WHAT IS A LINE - John Gall and Peter Mendelsund

After looking through the Book Cover Archive, two designers particularly stood out, colleagues John Gall and Peter Mendelsund. Although both evidently well known designers of book covers, John Gall also makes striking collages, which can be viewed on his Tumblr account.



His Tumblr holds a vast collection of his collage work, and there's tonnes and tonnes of beautiful images to gain inspiration from.


An interview with John Gall



One thing that I have always loved is the way collage shows up in everyday design, and today, we're looking at book design!

I recently had the opportunity to speak with John Gall about his work for Vintage/Anchor Books and his own personal collage work. He is the Vice President and Art Director of Vintage, and he uses collage in his book cover designs because he feels it works well with many works of fiction. I was working on a post about his cover designs when he contacted me with a link to his collage site!

The following images are from one of John's personal projects where he was recombining existing old found book covers. The main image (above) is a poster he designed that encompasses bits of his work. "A lot of my personal work seems to end up in projects here and there," he says.

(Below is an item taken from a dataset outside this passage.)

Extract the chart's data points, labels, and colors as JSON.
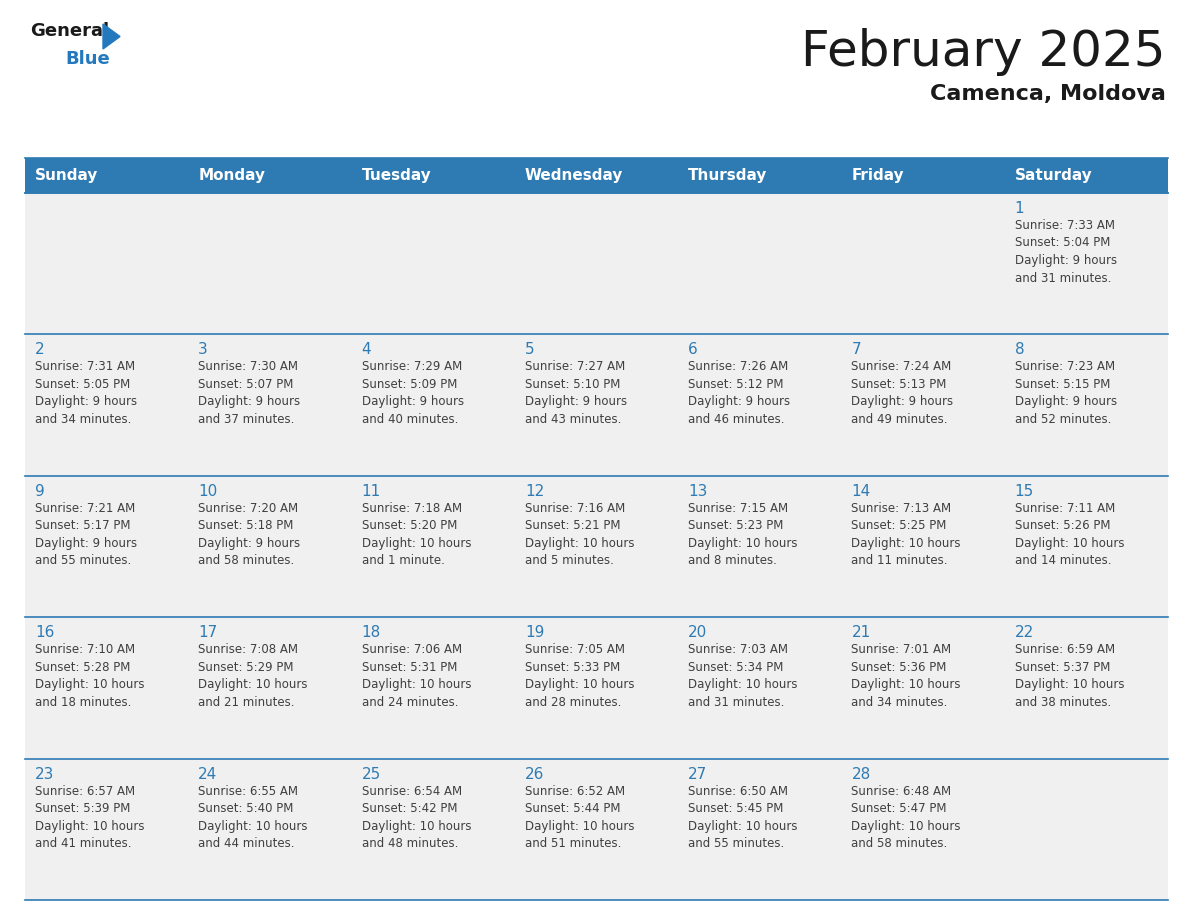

John also does a great deal of collaboration in his personal and professional work, which I think is an indispensable resource for artists and designers for coming with new ideas and making adjustments to your own designs. "I work on the side with a friend of mine, Ned Drew, and we do these emailed, Photoshopped, collage illustrations for a couple magazines. We also worked together on the Kobo Abe titles (below, after break). Some of these started as personal work too."



Q: Why do you think the collage style works so well with book covers?
A: A collage approach is just one of many ways to approach a cover design. Covers can be photographic based, typographic based, illustration based, etc. Collage seems to work best (and is most accepted) on certain types of fiction, fiction that is highly descriptive, maybe with a surreal bent, magical realism. That said, these approaches aren't set in stone, I’d love to do something like a biography of Abraham Lincoln with a collage cover, but it depends on the writing, from which most of the inspiration derives.

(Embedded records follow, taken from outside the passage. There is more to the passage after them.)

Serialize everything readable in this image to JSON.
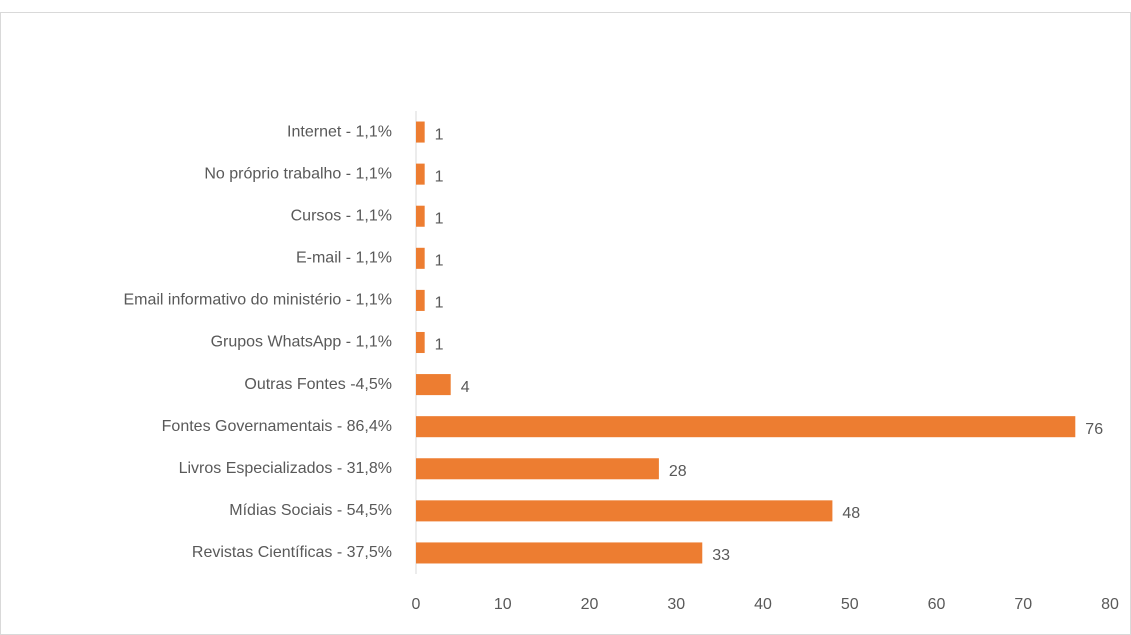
{
  "chart_data": {
    "type": "bar",
    "orientation": "horizontal",
    "categories": [
      "Internet - 1,1%",
      "No próprio trabalho - 1,1%",
      "Cursos - 1,1%",
      "E-mail - 1,1%",
      "Email informativo do ministério - 1,1%",
      "Grupos WhatsApp - 1,1%",
      "Outras Fontes -4,5%",
      "Fontes Governamentais - 86,4%",
      "Livros Especializados - 31,8%",
      "Mídias Sociais - 54,5%",
      "Revistas Científicas - 37,5%"
    ],
    "values": [
      1,
      1,
      1,
      1,
      1,
      1,
      4,
      76,
      28,
      48,
      33
    ],
    "color": "#ed7d31",
    "xlim": [
      0,
      80
    ],
    "xticks": [
      0,
      10,
      20,
      30,
      40,
      50,
      60,
      70,
      80
    ],
    "grid": false
  }
}
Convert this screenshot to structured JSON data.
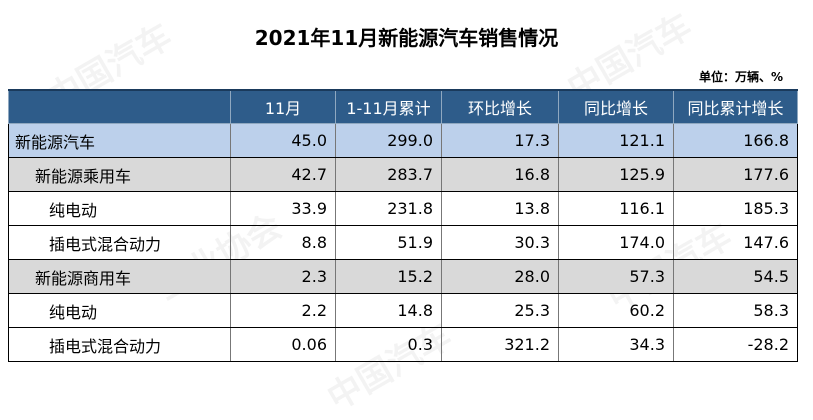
{
  "title": "2021年11月新能源汽车销售情况",
  "unit": "单位：万辆、%",
  "headers": [
    "",
    "11月",
    "1-11月累计",
    "环比增长",
    "同比增长",
    "同比累计增长"
  ],
  "rows": [
    {
      "label": "新能源汽车",
      "level": "total",
      "values": [
        "45.0",
        "299.0",
        "17.3",
        "121.1",
        "166.8"
      ]
    },
    {
      "label": "新能源乘用车",
      "level": "sub",
      "values": [
        "42.7",
        "283.7",
        "16.8",
        "125.9",
        "177.6"
      ]
    },
    {
      "label": "纯电动",
      "level": "leaf",
      "values": [
        "33.9",
        "231.8",
        "13.8",
        "116.1",
        "185.3"
      ]
    },
    {
      "label": "插电式混合动力",
      "level": "leaf",
      "values": [
        "8.8",
        "51.9",
        "30.3",
        "174.0",
        "147.6"
      ]
    },
    {
      "label": "新能源商用车",
      "level": "sub",
      "values": [
        "2.3",
        "15.2",
        "28.0",
        "57.3",
        "54.5"
      ]
    },
    {
      "label": "纯电动",
      "level": "leaf",
      "values": [
        "2.2",
        "14.8",
        "25.3",
        "60.2",
        "58.3"
      ]
    },
    {
      "label": "插电式混合动力",
      "level": "leaf",
      "values": [
        "0.06",
        "0.3",
        "321.2",
        "34.3",
        "-28.2"
      ]
    }
  ]
}
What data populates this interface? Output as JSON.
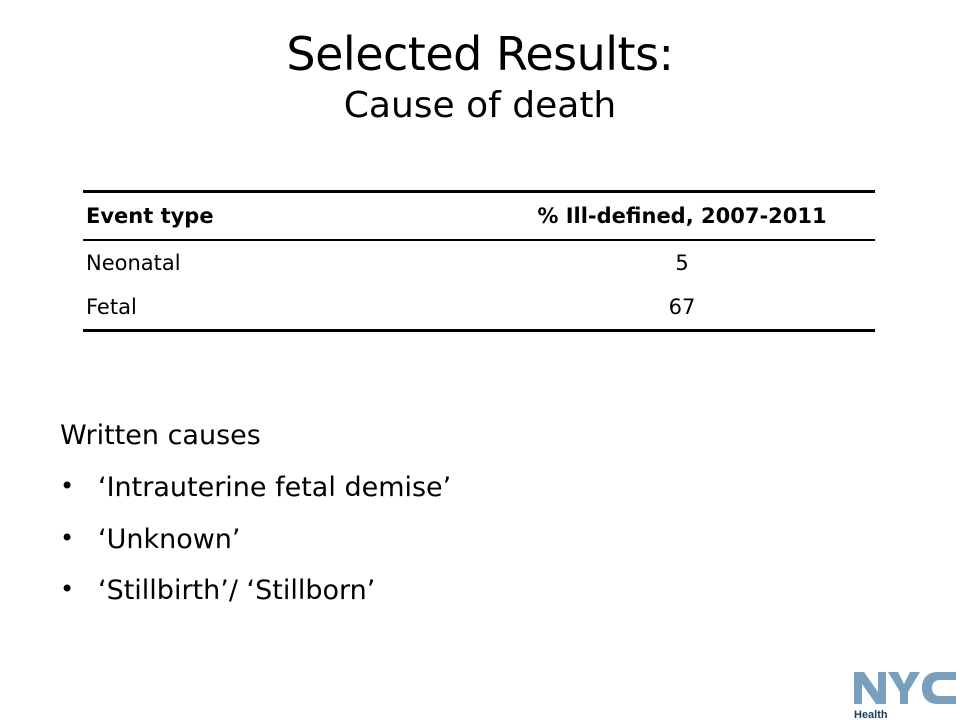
{
  "title": {
    "main": "Selected Results:",
    "sub": "Cause of death"
  },
  "table": {
    "headers": [
      "Event type",
      "% Ill-defined, 2007-2011"
    ],
    "rows": [
      {
        "event": "Neonatal",
        "pct": "5"
      },
      {
        "event": "Fetal",
        "pct": "67"
      }
    ]
  },
  "written_causes": {
    "heading": "Written causes",
    "items": [
      "‘Intrauterine fetal demise’",
      "‘Unknown’",
      "‘Stillbirth’/ ‘Stillborn’"
    ]
  },
  "logo": {
    "letters": "NYC",
    "caption": "Health",
    "color": "#7a9fbd"
  }
}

Q: Graphic design and collage seem to go hand in hand. Do you think this is true?
A: On a certain level almost all graphic design is a form of collage, especially flat surface designs like posters and book covers. We’re dealing with text and images. Designers see typography as image and texture as well as text, so we’re trying to combine all these elements into a pleasing (or unpleasing) whole.


More collaboration work with Ned Drew, above and below images.


Interview can be found here

Although this interview was quite short, I picked up on one point in particular. Gall exclaimed 'Collage seems to work best (and is most accepted) on certain types of fiction, fiction that is highly descriptive, maybe with a surreal bent, magical realism.'
This is certainly representative of the current brief, it being all about fairy tales. With collage, you can create something very fictional, something that you definitely wouldn't see in the ordinary world - for example you can fit different body parts and features together, that may not be in proportion. With collage, you don't set out to create something that looks like something that would exist. The whole point in cutting out different parts is to create something a little bit weird and irregular, this is why it pairs so well with fictional writing.